Rancho San Vicente was a 10803 acre Mexican land grant in present day Santa Cruz County, California given in 1846 by Governor Pío Pico to Blas A. Escamilla. The grant extended along the Pacific coast from Molino Creek and Rancho Agua Puerca y las Trancas south past Davenport Landing to San Vicente Creek and Rancho Arroyo de la Laguna. The grant stretched from the coast back into the Santa Cruz Mountains between the two neighboring ranchos. The former Rancho San Vicente lands contain most of today's community of Davenport.

==History==
This grant, in 1846, was one of the last Mexican grants before the cession of California to the United States following the Mexican-American War. The 1848 Treaty of Guadalupe Hidalgo stipulated that the land grants would be honored.
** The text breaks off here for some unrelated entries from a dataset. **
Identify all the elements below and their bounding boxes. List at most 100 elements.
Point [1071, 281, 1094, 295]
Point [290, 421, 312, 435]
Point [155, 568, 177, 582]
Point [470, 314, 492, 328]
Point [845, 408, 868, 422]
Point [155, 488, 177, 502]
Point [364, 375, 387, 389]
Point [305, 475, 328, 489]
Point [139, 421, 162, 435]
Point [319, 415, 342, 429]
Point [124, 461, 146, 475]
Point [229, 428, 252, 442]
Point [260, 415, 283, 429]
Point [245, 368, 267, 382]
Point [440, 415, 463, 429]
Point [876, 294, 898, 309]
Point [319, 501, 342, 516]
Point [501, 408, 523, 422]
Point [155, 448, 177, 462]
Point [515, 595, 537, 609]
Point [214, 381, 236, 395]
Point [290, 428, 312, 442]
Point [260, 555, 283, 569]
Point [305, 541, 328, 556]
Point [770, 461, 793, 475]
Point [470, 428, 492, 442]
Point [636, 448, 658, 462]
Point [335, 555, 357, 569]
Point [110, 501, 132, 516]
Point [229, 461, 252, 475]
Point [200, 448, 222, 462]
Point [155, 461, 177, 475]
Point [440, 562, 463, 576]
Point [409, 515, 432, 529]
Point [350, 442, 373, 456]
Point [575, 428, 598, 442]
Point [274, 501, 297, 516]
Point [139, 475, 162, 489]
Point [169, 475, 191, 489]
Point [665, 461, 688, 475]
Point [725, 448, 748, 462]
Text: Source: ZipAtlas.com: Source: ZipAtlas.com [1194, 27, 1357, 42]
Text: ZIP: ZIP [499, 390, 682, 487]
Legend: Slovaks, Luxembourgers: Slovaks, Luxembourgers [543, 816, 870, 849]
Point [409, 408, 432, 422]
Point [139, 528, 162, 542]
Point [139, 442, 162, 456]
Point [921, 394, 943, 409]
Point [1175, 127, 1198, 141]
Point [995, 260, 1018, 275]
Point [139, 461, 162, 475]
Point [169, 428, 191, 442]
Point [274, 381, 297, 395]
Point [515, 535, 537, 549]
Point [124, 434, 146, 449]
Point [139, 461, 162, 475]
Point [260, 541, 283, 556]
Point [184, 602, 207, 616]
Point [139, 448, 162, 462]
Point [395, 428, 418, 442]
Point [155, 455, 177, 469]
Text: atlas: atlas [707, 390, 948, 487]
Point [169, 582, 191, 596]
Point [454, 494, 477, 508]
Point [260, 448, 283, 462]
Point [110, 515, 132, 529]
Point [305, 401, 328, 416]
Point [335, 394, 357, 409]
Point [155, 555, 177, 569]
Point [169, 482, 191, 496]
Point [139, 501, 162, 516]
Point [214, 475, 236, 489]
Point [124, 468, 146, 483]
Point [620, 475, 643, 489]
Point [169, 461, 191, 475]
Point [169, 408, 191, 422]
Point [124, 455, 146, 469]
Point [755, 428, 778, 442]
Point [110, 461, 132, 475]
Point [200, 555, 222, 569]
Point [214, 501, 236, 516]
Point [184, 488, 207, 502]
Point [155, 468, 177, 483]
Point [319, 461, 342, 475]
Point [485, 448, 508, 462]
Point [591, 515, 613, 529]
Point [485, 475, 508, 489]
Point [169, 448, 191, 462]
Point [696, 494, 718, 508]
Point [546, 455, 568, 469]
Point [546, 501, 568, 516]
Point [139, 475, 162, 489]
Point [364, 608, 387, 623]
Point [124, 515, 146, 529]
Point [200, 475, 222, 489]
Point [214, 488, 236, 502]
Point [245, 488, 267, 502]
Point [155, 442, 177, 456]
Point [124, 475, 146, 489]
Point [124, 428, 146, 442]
As required by the Land Act of 1851, a claim for Rancho San Vicente was filed with the Public Land Commission in 1853, and the grant was patented to Blas A. Escamilla in 1870. In 1853, Antonio Rodriquez claimed that he was granted two square leagues in 1839 by Governor Juan B. Alvarado. Rodriquez filed a claim for Rancho San Vicente with the Land Commission, but was rejected by the Commission in 1855. In 1865, Blas A. Escamilla sold Rancho San Vicente to the Stanford Brothers (Josiah Stanford (1817-1890), Charles Stanford (1819-1885), and Asa Phillips Stanford (1821-1903)).